Le Musée du Caire a offert la momie et son sarcophage en cadeau à l’École des beaux-arts de Montréal lors de son inauguration en 1927. Dès son arrivée, elle a été placée sous un coffre de verre en haut de l’escalier du hall principal. «C’était vraiment la mascotte de l’École des Beaux-Arts», mentionne Louise Déry avec amusement. Une quarantaine d’années paisibles ont passé avant que la momie ne soit violemment sortie de son sommeil, en pleine crise étudiante de 1968, lorsqu’un jeune, sous les effets d’une drogue non-identifiée, s’en est pris à Hetep-Bastet qui représen- tait «les valeurs du passé». La momie a été projetée en bas du premier étage et a éclaté en centaines de morceaux.

Hetep-Bastet, la vedette

La momie est devenue la propriété de l’UQAM en 1969 lorsque l’Université du peuple a été créée avec le regroupement de l’École des Beaux- Arts, le Collège Ste-Marie et trois autres écoles. Un an à peine après son arrivée, la momie a été de nouveau victime de vandalisme par un étudiant qui s’en est pris au sarcophage. Les dommages ont été considérables, mais il a fallu attendre jusqu’en 1996 pour que Hetep-Bastet soit restaurée pour l’enregistrement du documentaire de Claude Laflamme, La République des arts: la malédiction d’une momie, qui porte sur les manifestations de 1968.

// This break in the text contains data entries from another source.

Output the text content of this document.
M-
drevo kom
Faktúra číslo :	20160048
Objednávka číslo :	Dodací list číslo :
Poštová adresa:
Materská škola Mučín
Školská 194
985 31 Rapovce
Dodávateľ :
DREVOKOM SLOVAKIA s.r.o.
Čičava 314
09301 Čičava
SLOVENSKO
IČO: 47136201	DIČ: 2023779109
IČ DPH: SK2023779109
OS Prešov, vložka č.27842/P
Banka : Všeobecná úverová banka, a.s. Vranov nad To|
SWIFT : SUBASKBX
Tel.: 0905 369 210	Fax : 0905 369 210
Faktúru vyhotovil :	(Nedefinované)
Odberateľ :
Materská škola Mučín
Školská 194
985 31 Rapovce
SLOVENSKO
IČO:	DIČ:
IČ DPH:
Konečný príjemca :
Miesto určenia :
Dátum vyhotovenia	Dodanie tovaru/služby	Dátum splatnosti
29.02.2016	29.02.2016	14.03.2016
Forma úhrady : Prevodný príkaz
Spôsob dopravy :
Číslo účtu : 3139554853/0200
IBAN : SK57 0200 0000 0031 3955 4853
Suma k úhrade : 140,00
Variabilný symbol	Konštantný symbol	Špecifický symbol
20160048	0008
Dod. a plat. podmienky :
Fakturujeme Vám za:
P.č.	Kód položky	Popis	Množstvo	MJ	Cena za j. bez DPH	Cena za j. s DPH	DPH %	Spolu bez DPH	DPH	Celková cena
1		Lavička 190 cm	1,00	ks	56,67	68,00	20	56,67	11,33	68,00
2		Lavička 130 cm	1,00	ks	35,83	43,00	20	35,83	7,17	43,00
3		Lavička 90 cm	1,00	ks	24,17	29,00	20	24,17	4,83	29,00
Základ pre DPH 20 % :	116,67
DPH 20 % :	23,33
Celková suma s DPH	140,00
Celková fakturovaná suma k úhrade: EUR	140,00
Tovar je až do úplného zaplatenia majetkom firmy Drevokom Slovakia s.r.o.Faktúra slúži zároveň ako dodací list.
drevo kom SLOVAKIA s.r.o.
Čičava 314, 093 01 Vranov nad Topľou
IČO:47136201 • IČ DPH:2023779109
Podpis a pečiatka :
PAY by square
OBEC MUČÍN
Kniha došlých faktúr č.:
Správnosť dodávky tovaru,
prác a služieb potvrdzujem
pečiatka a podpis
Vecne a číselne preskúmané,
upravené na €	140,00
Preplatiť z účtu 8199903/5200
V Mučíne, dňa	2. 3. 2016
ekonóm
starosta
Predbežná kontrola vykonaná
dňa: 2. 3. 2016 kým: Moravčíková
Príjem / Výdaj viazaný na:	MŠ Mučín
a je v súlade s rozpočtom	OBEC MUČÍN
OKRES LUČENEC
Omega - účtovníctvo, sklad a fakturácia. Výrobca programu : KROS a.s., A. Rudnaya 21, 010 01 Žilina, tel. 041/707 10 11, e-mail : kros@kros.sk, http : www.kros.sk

La momie est entrée à la Galerie de l’UQAM en 2003 lors de l’exposition sur la mort et l’immortalité de l’artiste arménien Sarkis. Six ans plus tard, Hetep-Bastet a été la tête d’affiche d’une exposition sur l’Égypte ancienne au Musée des civilisations de Gatineau composée de quelque 200 artéfacts du Musée des beaux-arts de Boston. «La momie dont les pieds, les os et la tête étaient brisés a été restaurée pour l’occasion», explique le chargé de projet du Musée des civilisations responsable de l’exposition, Steve Lévesque.

Reléguée aux oubliettes

«Son dernier voyage était en Arkansas lors d’une exposition en 2010 au Arts Center puis elle est retournée à sa caisse de conservation au Centre de collections muséales», mentionne Audrey Genois. Pour sa part, Louise Déry soutient que la momie est logée en dehors de l’UQAM dans une pièce sécurisée à température contrôlée à des fins de préservation. La Galerie UQAM aimerait toutefois sortir Hetep-Bastet de sa léthargie. «On prévoit créer une exposition spéciale avec Hetep-Bastet en 2017 dans le cadre du 375e anniversaire de la Ville de Montréal, mais la forme reste à être décidée», conclut Louise Déry. D’autres projets sont aussi sur la table dont un prêt à long terme à un musée canadien ou une possible restitution au Caire qui rapatrie de temps à autre ses momies dispersées à travers la planète. Hetep-Bastet pourrait bientôt devoir rentrer chez elle.